This issue has a problem. Namely, the problem that there is simultaneously “virtually unanimous consensus among all real scientists” that the earth is 4.5 billion years old, we are descended from animals that were essentially apes, and going back even further–bacteria, et blah; and “a great deal of practically conclusive evidence that God created the Earth 6,000 years ago”, depending on who you ask.
Prior posts on this topic: A scientific solution to this controversy
And before I go on to the problem I’d better put down the standard preface.
Dictionary definition of evolution: change in the gene pool of a population from generation to generation by such processes as mutation, natural selection, and genetic drift.
As that is defined, yes it happens. It’s been proven. What is not going to be tolerated is the pulling of a switcheroo, discussing evidence that evolution happens as defined by the dictionary definition, and then suddenly leaping to the idea that this proves we all evolved from bacteria.
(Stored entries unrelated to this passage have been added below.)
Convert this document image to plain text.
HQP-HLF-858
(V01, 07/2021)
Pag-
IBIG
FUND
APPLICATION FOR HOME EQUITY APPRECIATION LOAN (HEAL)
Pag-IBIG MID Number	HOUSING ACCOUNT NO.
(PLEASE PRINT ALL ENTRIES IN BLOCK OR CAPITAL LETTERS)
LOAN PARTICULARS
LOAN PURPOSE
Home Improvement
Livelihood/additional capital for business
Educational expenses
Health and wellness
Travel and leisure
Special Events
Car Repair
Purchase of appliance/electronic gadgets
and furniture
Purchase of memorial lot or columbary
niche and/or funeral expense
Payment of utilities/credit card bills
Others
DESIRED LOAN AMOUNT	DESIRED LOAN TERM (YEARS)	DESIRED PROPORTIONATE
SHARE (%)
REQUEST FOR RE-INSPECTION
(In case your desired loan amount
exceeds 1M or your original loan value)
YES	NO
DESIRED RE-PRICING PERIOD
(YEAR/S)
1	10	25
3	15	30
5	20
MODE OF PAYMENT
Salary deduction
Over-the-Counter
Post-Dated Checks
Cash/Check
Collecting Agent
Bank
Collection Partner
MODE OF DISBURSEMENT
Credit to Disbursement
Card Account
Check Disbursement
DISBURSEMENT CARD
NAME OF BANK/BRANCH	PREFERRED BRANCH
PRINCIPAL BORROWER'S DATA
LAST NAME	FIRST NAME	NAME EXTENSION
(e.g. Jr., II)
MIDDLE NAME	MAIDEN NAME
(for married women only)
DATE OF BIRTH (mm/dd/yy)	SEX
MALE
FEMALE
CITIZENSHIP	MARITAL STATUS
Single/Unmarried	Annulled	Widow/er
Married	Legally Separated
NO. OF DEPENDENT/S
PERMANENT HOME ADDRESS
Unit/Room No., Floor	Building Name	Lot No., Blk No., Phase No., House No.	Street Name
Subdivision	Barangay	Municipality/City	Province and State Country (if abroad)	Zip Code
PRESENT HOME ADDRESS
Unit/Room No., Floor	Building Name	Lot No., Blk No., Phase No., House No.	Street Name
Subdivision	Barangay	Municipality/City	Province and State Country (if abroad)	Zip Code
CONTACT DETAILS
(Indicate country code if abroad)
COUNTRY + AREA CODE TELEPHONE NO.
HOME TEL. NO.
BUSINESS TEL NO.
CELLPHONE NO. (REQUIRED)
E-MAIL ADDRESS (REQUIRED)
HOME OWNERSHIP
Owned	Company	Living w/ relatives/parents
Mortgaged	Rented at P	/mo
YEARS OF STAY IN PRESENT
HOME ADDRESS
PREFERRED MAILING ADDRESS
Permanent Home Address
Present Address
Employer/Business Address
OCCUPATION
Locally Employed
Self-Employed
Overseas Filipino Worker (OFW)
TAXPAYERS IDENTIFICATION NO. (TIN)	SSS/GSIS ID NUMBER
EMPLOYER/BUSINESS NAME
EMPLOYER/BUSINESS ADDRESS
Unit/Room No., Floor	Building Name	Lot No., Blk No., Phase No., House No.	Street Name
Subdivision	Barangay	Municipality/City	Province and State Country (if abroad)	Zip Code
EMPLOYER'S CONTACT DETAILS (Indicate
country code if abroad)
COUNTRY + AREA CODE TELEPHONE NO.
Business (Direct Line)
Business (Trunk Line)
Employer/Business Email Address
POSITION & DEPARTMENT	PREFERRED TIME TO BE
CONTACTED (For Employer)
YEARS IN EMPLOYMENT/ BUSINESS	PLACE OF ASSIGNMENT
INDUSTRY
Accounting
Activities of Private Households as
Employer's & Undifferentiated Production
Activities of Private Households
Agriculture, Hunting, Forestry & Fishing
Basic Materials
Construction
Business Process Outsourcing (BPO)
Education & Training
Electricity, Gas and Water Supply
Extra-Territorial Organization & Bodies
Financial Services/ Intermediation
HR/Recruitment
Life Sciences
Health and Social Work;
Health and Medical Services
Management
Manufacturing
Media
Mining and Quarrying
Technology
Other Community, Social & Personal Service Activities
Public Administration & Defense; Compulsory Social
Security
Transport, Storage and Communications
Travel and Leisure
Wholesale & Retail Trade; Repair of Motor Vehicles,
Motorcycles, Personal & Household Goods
The history of the ancient world as it pertains to biology, according to the creationist perspective:
c. 4000 BC: The earth is created over the course of six days. All created life is at this point genetically perfect.
c. 2500 BC: The Flood happens. A pair of every animal, seven of ‘clean’(edible) animals (the text is unclear whether it means seven animals or seven pairs) is taken into the Ark. This is not a sampling of every species as modern taxonomists define it. The ‘kinds’ of animals is most likely somewhere around the level of genus or family, and yes, there was plenty of room on the Ark for the number of animals required at this level (around 15 to 20 thousand), and the food required to feed them while they were on board.
This is a major genetic bottleneck. All the mutations that occurred up to this point remained mostly hidden, as the deteriorated versions of genes would be recessive to the dominant perfect versions of genes, and the population had grown large enough to keep everything mixed up. After the bottleneck, of course, the accumulated mutations would be expressed relatively suddenly as the animals were forced to inbreed. Even then, their genomes were solid enough to withstand the amount of inbreeding that happened before there were large enough populations to stabilize the gene pool, but the result of the bottleneck was the differentiation of species as we recognize them today. As the various animal populations spread out, some species, and occasionally whole kinds of animals, became concentrated in certain geographic regions, and the geologic aftereffects of the Flood may have included an accelerated rate of continental drift, so that explains Australia.
c. 2300 BC: The Tower of Babel (Babylon) is erected and God scatters its builders across the world. The Tower was pyramidal in shape, and the diaspora Babylonians plant the seeds of all the pyramid-building civilizations across the world. The older apparent ages of various ancient civilizations is caused by a combination of inflated history on the part of the ancients (trying to add legitimacy to their own culture by saying it is older, appealing to the ancient principle of ‘I was here first’) and coming up with stories of its past, and error on the part of modern archaeologists. The most accurate way to measure the age of a civilization would be to look at the records of its neighbors. This does in fact bring the time frame down to within the range expected by creationists.
After 2300 BC. History as commonly accepted.
That this is implausible according to naturalists is not the point; this description is mainly to point out the extent to which biological evolution is accepted by creationists, so that time is not wasted arguing over points that are not disputed.
Specifically, the problem is the role of the ACLU in establishing evolutionism in the public education system. It did not really use science to achieve its goal, but the Constitutional requirement that the government not teach religious doctrine. That’s really quite fair, except for the part that government schools now have the implicit authority to dictate what is and is not a religious belief, which means the schools get away with implicitly condemning any religious belief that conflicts with a nonreligious belief without having to actually back up their position. I don’t mean just evolution here, but the PC crap as well.
The problem is also the evangelical Christians who think the solution is to scientifically prove creationism until it can be forced into the public schools. That is unlikely to happen. They have made some interesting discoveries in such areas as the RATE project, but anyone with a healthy level of skepticism isn’t going to change sides just because the other guys also have evidence.
The real question ought to be what business the government has in running our schools in the first place, if they indeed are legally crippled from delivering a proper education.
Now, implicit in this suggestion is that parents be allowed to indoctrinate their own children, which will send people like Richard bloody “Teaching kids creationism is child abuse” Dawkins up in arms. Tough. Children have to be raised to be wary of the government in order to ensure that government be kept in check, in order to prevent totalitarian regimes from arising. In order to achieve that, children cannot be raised by the government, and government cannot have a say to any significant extent in how a child is raised, beyond the scope of general crime prevention. That means kids are going to be taught weird things that not all of us will agree with, which will either be crushed by the real world or (gasp) defended successfully, or some combination of the two which can be difficult to figure out.
Competition has a certain place in science, which is sometimes obstructed when the academic mob develops a strong adherence to one position. When that happens the only way to preserve competition is to build a parallel system of education, research, and funding. It won’t be until the competitive nature of this issue is embraced by both sides, when they start setting common goals and see who can get to them first, that real scientific progress will occur. It’s easier to just expunge the heretics and force each side into its own echo chamber, but that achieves nothing.